Wednesday, February 2, 2011
2:30 am...nothing useful
I am one of those people who feels that in life, you only take with you a few friends that stick with you through and through. In this past year I lost one job and found another and I seem to run into the same thing over and over. Originally I couldn't hang with my friend co-workers because I wasn't 21 y/o. When I did become legal, it didn't seem to phase those who called me friend. One person, who I thought I connected with really well, ended up moving away right after I got fired from my last job. Now that she lives in another city and is in a relationship, almost all communication has stopped. Others who talked about doing things with me in the future simply didn't contact me even after I tried communicating with them.

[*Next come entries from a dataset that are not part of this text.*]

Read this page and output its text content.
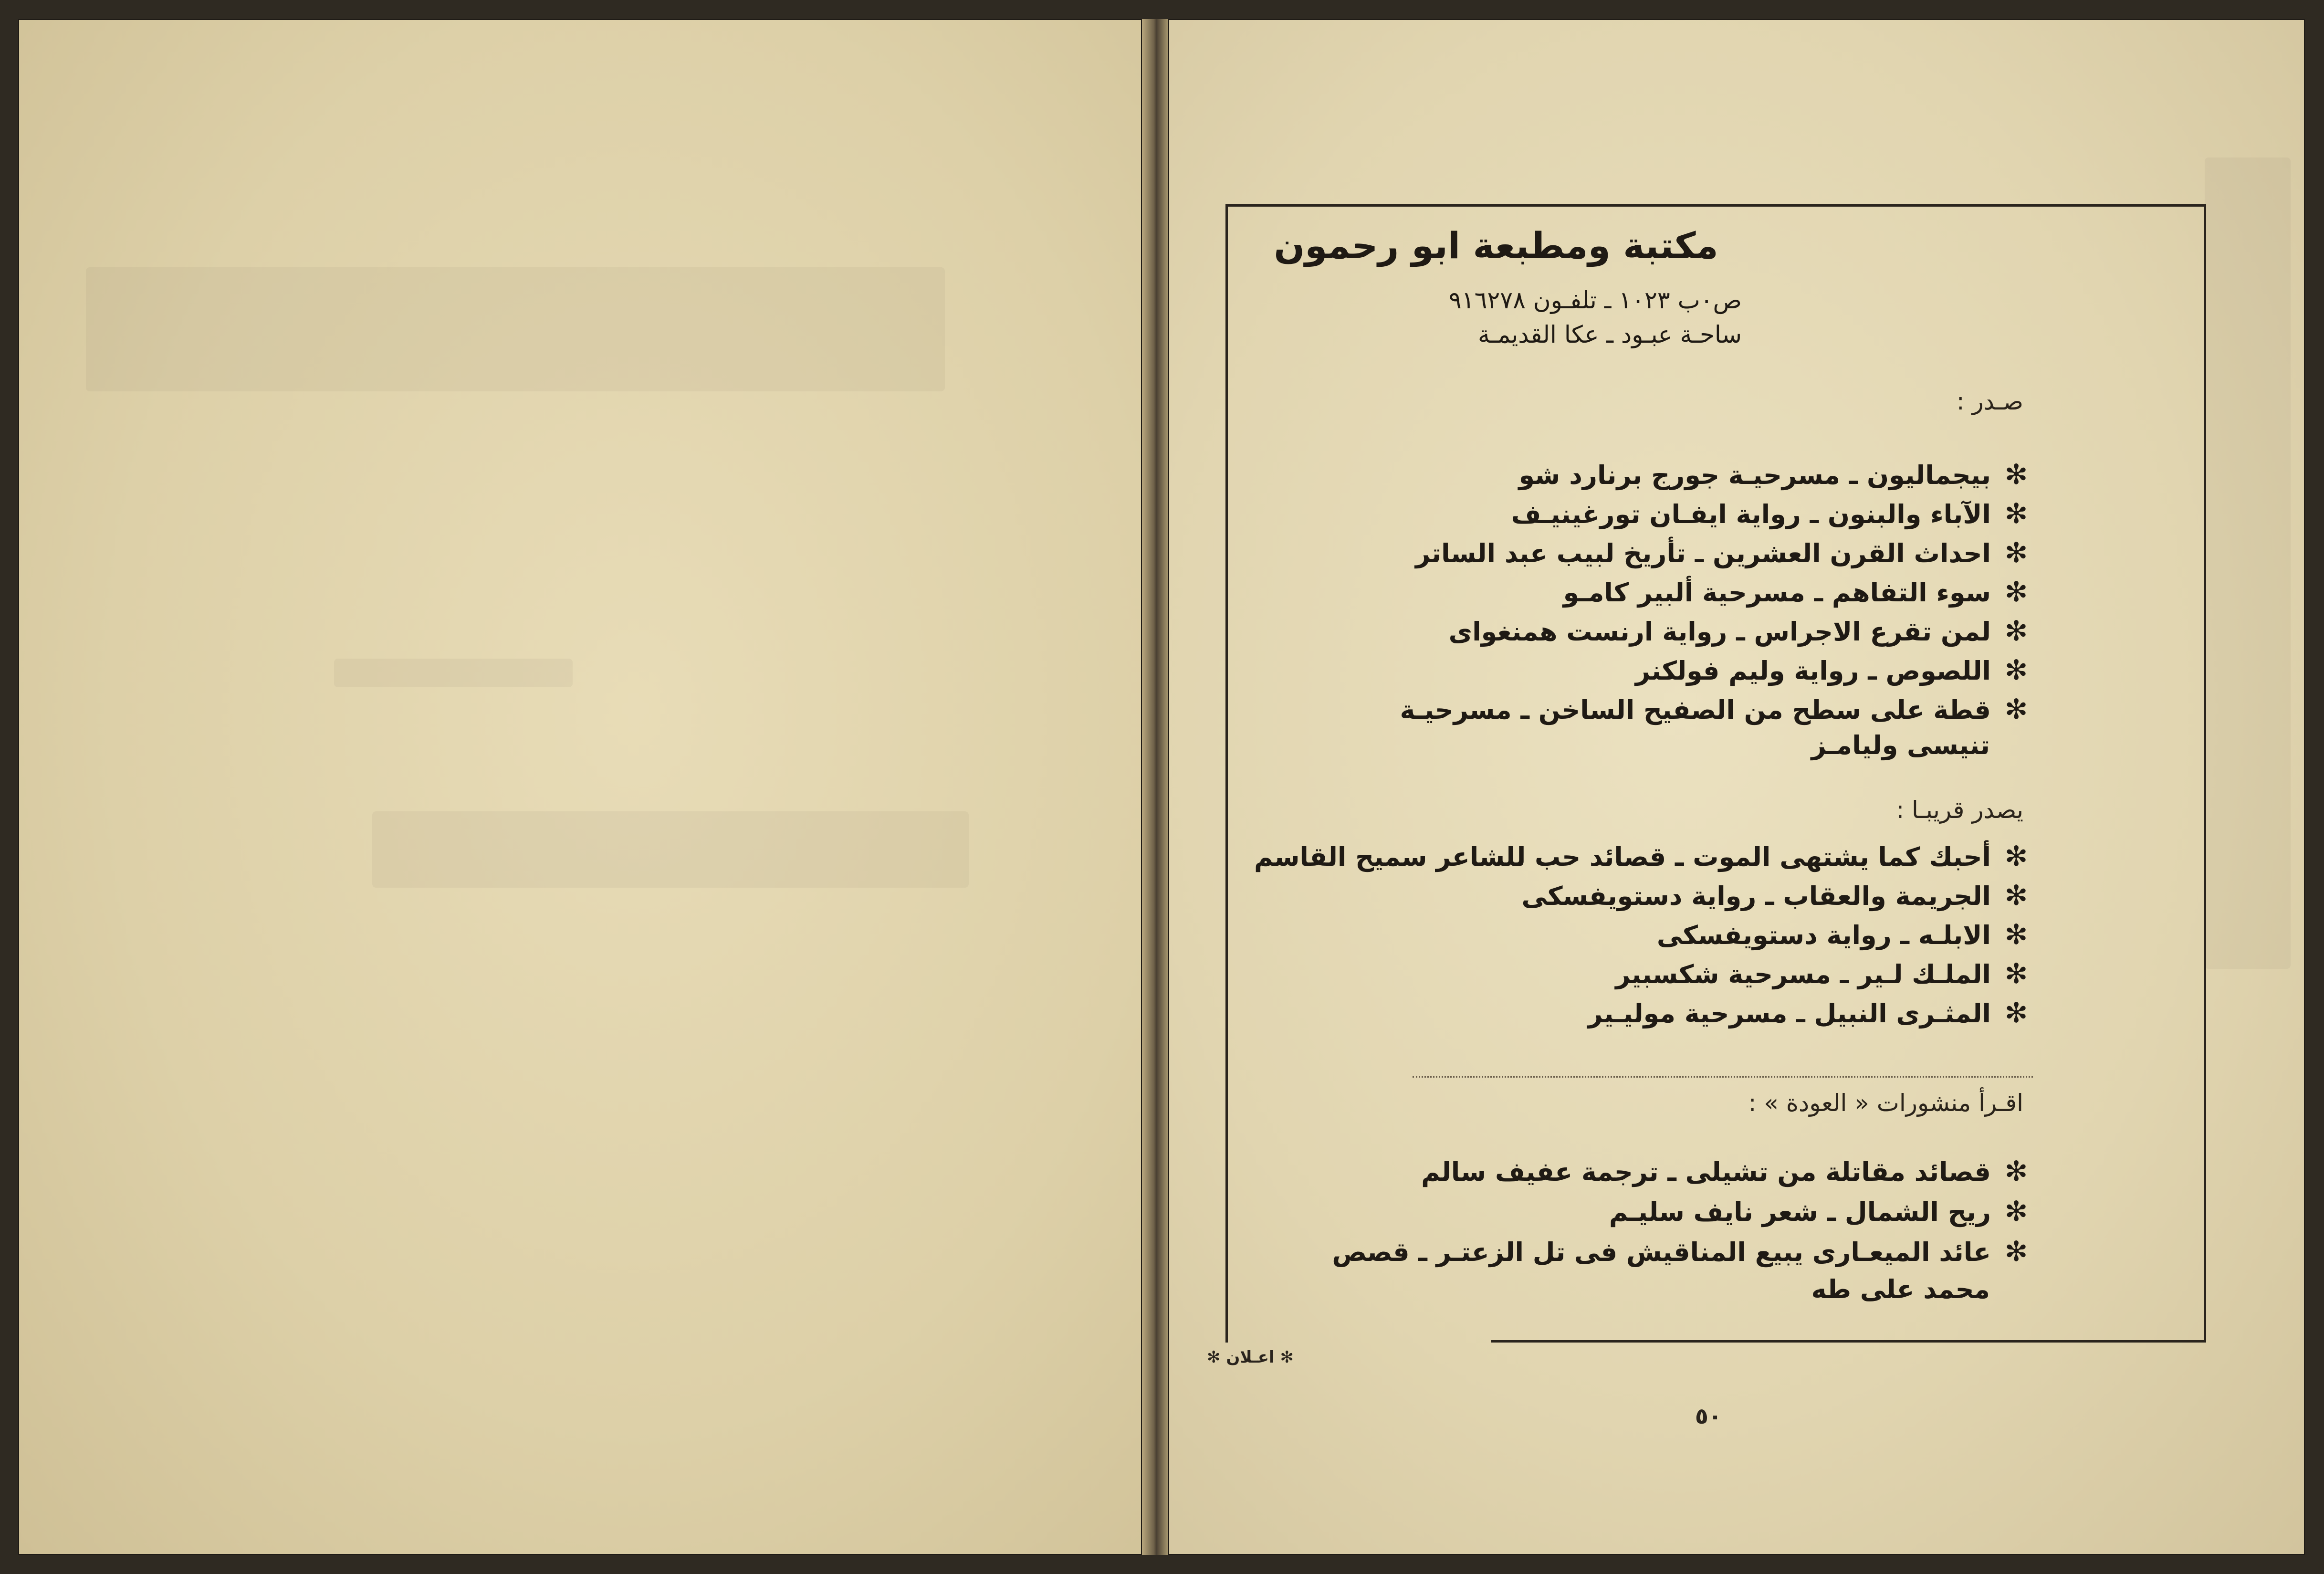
مكتبة ومطبعة ابو رحمون
ص٠ب ١٠٢٣ ـ تلفـون ٩١٦٢٧٨
ساحـة عبـود ـ عكا القديمـة
صـدر :
✻بيجماليون ـ مسرحيـة جورج برنارد شو
✻الآباء والبنون ـ رواية ايفـان تورغينيـف
✻احداث القرن العشرين ـ تأريخ لبيب عبد الساتر
✻سوء التفاهم ـ مسرحية ألبير كامـو
✻لمن تقرع الاجراس ـ رواية ارنست همنغواى
✻اللصوص ـ رواية وليم فولكنر
✻قطة على سطح من الصفيح الساخن ـ مسرحيـة
تنيسى وليامـز
يصدر قريبـا :
✻أحبك كما يشتهى الموت ـ قصائد حب للشاعر سميح القاسم
✻الجريمة والعقاب ـ رواية دستويفسكى
✻الابلـه ـ رواية دستويفسكى
✻الملـك لـير ـ مسرحية شكسبير
✻المثـرى النبيل ـ مسرحية موليـير
اقـرأ منشورات « العودة » :
✻قصائد مقاتلة من تشيلى ـ ترجمة عفيف سالم
✻ريح الشمال ـ شعر نايف سليـم
✻عائد الميعـارى يبيع المناقيش فى تل الزعتـر ـ قصص
محمد على طه
✻ اعـلان ✻
٥٠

Now that I am at my new job, I've made friends and have gotten to know some really strong and fun women, but as narcissistic of me to think that I'm just as fun, awesome and experienced as these women, I feel that the age gap is what is dragging me down. They talk about their kids and divorces and foreclosures and bankruptcy and I just don't know what to say. The divorce thing is a touchy subject, being a child of a bad one, but I still have some social insight as to how to handle a bad situation and see the light at the end. I just wish I was thought of more often I guess. Even my best friend I feel rarely thinks of me. I think of her all the time but I'm just to wrapped up in this paranoid feeling that I am butting into other peoples' lives. I just don't know what to do. I guess sitting and playing Halo with the bf can only stimulate me so far.